About 248 school districts in New Jersey use the assessment, Heineman said.

Heineman and Kristin Fox, supervisor of social studies department, described the program to the Bernards Township Board of Education at its April 9 meeting.

MAP tests are given to grades 2 to 8 in English language arts and in various math measurements.

MAP also familiarizes students with using computers to take learning assessments and helps the school make placement decisions, when appropriate. Parents can ask about the results when they meet with teachers, and MAP can possibly help form gifted and talented groups of students.

MAP is an untimed test in which student answer questions. If he or she gets one right, the computer next asks a slightly more difficult one, until the student misses. If the student answers the initial question in error, the next question would be slightly easier.

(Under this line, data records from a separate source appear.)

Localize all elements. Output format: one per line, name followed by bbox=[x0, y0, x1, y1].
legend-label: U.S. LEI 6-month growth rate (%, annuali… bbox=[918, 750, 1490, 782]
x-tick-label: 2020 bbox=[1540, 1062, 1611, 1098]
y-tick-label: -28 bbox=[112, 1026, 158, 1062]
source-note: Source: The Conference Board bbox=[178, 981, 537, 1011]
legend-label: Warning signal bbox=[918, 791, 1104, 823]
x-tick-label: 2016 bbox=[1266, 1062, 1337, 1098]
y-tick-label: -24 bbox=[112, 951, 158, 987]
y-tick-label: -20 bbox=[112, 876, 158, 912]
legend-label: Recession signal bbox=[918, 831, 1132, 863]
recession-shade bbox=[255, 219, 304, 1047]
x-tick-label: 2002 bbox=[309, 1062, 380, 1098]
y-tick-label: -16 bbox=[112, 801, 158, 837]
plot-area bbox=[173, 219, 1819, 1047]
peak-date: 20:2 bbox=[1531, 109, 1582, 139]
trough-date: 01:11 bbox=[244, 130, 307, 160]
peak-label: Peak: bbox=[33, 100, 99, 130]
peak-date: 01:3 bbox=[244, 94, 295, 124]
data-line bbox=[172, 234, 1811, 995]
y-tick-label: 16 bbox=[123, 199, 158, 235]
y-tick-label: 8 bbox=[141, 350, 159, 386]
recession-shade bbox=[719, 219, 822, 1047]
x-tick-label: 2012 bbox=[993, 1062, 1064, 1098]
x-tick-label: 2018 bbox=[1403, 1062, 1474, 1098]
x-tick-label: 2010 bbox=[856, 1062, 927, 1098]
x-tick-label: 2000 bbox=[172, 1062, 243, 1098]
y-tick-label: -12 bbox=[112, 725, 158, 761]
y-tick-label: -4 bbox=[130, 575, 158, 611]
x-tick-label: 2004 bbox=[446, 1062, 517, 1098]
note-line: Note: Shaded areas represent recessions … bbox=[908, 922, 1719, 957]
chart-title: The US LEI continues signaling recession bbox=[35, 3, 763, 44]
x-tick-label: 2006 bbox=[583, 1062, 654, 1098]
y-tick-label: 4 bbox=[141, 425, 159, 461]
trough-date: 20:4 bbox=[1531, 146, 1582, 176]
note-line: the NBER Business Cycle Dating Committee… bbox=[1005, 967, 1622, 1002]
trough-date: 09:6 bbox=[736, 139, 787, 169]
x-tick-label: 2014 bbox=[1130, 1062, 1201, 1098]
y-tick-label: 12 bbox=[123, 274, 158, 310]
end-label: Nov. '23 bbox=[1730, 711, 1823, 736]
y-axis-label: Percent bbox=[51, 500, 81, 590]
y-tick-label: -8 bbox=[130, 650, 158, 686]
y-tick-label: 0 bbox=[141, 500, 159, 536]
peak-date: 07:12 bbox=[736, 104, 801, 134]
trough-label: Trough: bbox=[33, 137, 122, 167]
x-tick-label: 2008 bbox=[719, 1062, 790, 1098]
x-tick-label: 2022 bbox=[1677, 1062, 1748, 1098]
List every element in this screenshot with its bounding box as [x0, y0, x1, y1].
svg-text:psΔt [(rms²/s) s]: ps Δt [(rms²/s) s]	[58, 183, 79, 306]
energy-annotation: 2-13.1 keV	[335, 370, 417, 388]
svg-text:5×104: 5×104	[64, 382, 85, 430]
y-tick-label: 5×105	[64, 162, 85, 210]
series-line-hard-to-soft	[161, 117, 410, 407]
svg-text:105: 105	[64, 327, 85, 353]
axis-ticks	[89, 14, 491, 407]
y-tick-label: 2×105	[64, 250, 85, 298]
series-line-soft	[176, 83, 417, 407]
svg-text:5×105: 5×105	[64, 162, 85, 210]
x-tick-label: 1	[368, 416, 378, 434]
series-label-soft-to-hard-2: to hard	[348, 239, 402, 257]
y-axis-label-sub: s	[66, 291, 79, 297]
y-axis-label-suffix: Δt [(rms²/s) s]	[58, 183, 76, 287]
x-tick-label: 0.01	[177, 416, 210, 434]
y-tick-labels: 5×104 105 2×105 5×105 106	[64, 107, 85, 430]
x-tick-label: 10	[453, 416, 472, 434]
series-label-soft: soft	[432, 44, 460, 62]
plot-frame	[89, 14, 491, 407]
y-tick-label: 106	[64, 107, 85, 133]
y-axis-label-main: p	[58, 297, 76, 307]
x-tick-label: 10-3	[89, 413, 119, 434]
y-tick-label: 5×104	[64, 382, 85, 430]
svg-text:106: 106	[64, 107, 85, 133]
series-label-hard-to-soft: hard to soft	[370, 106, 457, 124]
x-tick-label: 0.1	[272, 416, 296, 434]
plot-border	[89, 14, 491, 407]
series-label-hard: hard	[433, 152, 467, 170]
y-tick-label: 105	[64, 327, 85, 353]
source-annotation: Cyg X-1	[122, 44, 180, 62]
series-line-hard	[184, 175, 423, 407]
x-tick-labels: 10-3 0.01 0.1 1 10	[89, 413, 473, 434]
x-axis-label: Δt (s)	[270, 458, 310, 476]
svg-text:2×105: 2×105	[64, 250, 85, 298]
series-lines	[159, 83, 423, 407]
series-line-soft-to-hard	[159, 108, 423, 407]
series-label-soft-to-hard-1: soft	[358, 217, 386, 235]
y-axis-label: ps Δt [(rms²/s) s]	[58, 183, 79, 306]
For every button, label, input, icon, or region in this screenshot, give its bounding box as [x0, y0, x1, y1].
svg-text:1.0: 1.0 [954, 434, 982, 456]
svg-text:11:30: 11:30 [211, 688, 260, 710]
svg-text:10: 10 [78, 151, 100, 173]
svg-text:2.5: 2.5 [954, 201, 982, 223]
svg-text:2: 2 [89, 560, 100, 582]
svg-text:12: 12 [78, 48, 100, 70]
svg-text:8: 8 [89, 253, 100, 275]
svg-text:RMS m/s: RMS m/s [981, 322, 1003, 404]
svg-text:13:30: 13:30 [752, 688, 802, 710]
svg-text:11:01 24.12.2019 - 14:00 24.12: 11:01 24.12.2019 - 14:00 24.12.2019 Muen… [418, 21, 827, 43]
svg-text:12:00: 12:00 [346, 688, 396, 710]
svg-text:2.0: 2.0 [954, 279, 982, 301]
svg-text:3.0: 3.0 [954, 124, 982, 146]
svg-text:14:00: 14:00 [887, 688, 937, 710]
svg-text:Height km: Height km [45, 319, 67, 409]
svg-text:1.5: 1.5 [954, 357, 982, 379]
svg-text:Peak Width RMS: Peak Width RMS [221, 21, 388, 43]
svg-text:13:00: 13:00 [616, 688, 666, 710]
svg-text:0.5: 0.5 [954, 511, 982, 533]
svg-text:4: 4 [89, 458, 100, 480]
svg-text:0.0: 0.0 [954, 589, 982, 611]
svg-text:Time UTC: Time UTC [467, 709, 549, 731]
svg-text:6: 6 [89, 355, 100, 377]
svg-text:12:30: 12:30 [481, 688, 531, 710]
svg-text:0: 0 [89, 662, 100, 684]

The intention is to see about half the answers correct, and half wrong, Heineman said.

The measurement not only plots where the student falls in comparison to state and national results but also shows the student’s growth over time.

Importantly, results are nearly immediate and can give feedback to teachers and administrators within two days. That helps them adapt their lessons quickly to each class. Teachers can change reading materials, create small groups within the class in many fashions, or to develop tiered activities. They can use the report in teacher team meetings to discuss what works and what doesn’t. 

That makes MAP one of teachers’ favorite reports, said Fox.

Students can take as long as they wish, but usually a 50-question test is about 50 minutes long. The amount of time spent on each question is recorded, and can be helpful to educators.

The session from the meeting is available on the Board of Education’s website as a “presentation” and also as part of the taped entire meeting.